A particle with a charge of -1.4 μC and a mass of 2.9 x 10-6 kg is released from rest at point A and accelerates toward point B, arriving there with a speed of 22 m/s. The only force acting on the particle is the electric force. What is the potential difference VB - VA between A and B? If VB is greater than VA, then give the answer as a positive number. If VB is less than VA, then give the answer as a negative number.
When the particle moved, it lost PE and converted it to KE (conservation of energy) Once it reaches point B we can calculate the KE using .5*mv^2
KE= .5*2.9*10^-6*22^2 = 7.018*10^-4
as we know that the amount of work done is equal to the gain in KE, we know that work is the potential difference times the potential difference hence
qV=KE
therefore substitute KE
-1.4*10^-6V=7.018*10^-4
we find Voltage = 501.285volts (j/c)
To find the potential difference VB - VA between points A and B, we can use the equation for the change in electric potential energy (ΔPE):
ΔPE = q * ΔV
where q is the charge of the particle and ΔV is the change in potential.
Here, the charge is -1.4 μC (microcoulombs) and the change in potential is the potential difference between A and B (VB - VA).
First, we need to find the change in electric potential energy ΔPE. We can find this using the equation:
ΔPE = PEfinal - PEinitial
where PEfinal is the electric potential energy at B and PEinitial is the electric potential energy at A.
The electric potential energy (PE) can be found using the equation:
PE = q * V
where q is the charge and V is the electric potential.
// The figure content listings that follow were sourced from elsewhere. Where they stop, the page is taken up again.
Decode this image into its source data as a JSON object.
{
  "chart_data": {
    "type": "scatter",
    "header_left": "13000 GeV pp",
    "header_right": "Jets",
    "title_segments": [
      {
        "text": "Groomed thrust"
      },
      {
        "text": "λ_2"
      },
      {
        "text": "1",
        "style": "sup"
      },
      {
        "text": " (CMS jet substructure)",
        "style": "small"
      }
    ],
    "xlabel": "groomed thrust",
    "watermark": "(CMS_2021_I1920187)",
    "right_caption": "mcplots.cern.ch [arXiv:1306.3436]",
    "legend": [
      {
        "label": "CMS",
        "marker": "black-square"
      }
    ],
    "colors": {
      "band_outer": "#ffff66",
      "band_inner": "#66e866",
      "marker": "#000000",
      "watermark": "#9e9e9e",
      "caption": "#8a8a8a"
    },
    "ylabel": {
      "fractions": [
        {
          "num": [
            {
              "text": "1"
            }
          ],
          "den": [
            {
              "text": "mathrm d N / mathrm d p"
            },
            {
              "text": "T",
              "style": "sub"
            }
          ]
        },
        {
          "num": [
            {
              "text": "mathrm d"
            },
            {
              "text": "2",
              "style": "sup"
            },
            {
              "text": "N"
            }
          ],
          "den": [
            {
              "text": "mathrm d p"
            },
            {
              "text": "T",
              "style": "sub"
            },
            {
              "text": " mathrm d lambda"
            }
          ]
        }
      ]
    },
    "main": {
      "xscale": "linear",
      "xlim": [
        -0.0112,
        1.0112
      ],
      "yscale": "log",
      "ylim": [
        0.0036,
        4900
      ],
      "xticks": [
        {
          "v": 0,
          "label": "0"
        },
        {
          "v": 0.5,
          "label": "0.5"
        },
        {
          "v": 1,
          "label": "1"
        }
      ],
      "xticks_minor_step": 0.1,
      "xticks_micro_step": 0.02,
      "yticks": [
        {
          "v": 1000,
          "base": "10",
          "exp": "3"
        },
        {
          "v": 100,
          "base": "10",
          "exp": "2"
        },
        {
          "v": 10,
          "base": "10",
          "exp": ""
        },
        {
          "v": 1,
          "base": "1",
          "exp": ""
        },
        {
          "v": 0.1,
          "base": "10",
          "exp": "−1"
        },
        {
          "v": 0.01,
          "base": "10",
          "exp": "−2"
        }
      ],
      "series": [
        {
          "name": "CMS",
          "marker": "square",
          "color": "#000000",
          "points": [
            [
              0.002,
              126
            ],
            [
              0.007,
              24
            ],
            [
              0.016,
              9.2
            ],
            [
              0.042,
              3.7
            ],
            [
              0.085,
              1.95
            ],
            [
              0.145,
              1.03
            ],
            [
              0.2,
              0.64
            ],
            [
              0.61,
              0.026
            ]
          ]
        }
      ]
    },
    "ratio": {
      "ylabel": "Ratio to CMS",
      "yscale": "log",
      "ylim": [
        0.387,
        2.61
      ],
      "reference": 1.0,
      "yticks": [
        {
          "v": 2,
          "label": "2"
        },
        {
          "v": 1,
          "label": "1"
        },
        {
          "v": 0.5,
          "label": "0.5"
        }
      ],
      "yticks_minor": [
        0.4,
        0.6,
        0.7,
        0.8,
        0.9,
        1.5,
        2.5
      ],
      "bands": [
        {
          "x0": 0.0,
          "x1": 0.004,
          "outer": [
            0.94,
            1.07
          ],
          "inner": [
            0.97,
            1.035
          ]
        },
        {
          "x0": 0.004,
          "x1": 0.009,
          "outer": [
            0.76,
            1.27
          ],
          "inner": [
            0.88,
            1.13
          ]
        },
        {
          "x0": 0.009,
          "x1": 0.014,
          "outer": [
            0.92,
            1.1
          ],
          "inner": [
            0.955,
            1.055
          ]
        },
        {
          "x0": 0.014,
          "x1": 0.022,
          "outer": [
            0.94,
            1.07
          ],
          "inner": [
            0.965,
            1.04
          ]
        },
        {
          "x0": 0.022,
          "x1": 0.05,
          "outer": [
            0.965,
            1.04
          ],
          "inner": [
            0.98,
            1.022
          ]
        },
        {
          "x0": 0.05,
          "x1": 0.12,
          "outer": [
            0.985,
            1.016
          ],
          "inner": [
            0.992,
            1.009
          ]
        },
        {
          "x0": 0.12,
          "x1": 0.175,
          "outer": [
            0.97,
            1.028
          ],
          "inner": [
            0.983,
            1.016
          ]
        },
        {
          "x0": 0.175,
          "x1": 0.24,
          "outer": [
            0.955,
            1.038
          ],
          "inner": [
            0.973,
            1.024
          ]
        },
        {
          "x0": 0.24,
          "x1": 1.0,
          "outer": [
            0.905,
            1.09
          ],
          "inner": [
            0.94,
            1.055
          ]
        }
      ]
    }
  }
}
At point A, the particle is at rest, so its kinetic energy is zero. Therefore, all of its initial energy is potential energy. So, the initial electric potential energy is given by:
PEinitial = q * VA
At point B, the particle has a speed of 22 m/s, so it has kinetic energy. The final electric potential energy is given by:
PEfinal = q * VB
Now we can find the potential difference VB - VA by subtracting PEinitial from PEfinal:
ΔPE = q * VB - q * VA
Now, substituting the known values:
ΔPE = (-1.4 x 10^-6 C) * VB - (-1.4 x 10^-6 C) * VA
Simplifying:
ΔPE = -1.4 x 10^-6 C * (VB - VA)
Since the potential difference VB - VA represents the change in electric potential energy, we can also write it as ΔPE:
VB - VA = ΔPE / (-1.4 x 10^-6 C)
Now we need to find the value of ΔPE. The change in electrical potential energy can be calculated using the work-energy principle:
ΔPE = KEfinal - KEinitial
Since the particle starts from rest at point A and arrives at point B with a speed of 22 m/s, we can substitute these values into the equation:
ΔPE = (1/2) * m * (vB^2 - vA^2)
where m is the mass of the particle and vA and vB are the velocities at A and B, respectively.
Substituting the known values:
ΔPE = (1/2) * (2.9 x 10^-6 kg) * (22^2 - 0^2)
Calculating:
ΔPE = (1/2) * (2.9 x 10^-6 kg) * (484 - 0)
ΔPE = (1/2) * (2.9 x 10^-6 kg) * 484
ΔPE = 0.0007028 J
Now we can substitute this value into the previous equation to find the potential difference VB - VA:
VB - VA = (0.0007028 J) / (-1.4 x 10^-6 C)
Calculating:
VB - VA = -502 J/C
Therefore, the potential difference VB - VA between points A and B is -502 J/C.
To find the potential difference (VB - VA) between point A and point B, we need to use the formula:
VB - VA = (q * VB - q * VA) / q
Where q is the charge of the particle and is given as -1.4 μC.
But first, we need to find the work done by the electric force in moving the particle from point A to point B. We can use the work-energy theorem, which states that the work done on an object is equal to the change in its kinetic energy.
The work done by the electric force (W) can be calculated as:
W = ΔKE
Where ΔKE is the change in kinetic energy of the particle. The change in kinetic energy is equal to the final kinetic energy (KEf) minus the initial kinetic energy (KEi).
ΔKE = KEf - KEi
The initial kinetic energy is zero since the particle is released from rest.
KEi = 0
The final kinetic energy can be calculated using the formula:
KEf = (1/2) * m * v^2
Where m is the mass of the particle (2.9 x 10^-6 kg) and v is the final speed of the particle (22 m/s).
KEf = (1/2) * (2.9 x 10^-6 kg) * (22 m/s)^2
After calculating KEf, we can substitute the values back into the previous equation to find ΔKE.
ΔKE = KEf - KEi
Now we have the work done by the electric force (W). We can use the work-energy theorem to find the potential difference (VB - VA).
W = ΔKE
The potential difference (VB - VA) can be calculated by rearranging the formula as:
VB - VA = W / q
Substituting the values of W and q into the equation, we can calculate VB - VA.
VB - VA = (W) / q
Finally, calculate VB - VA to find the potential difference between point A and point B.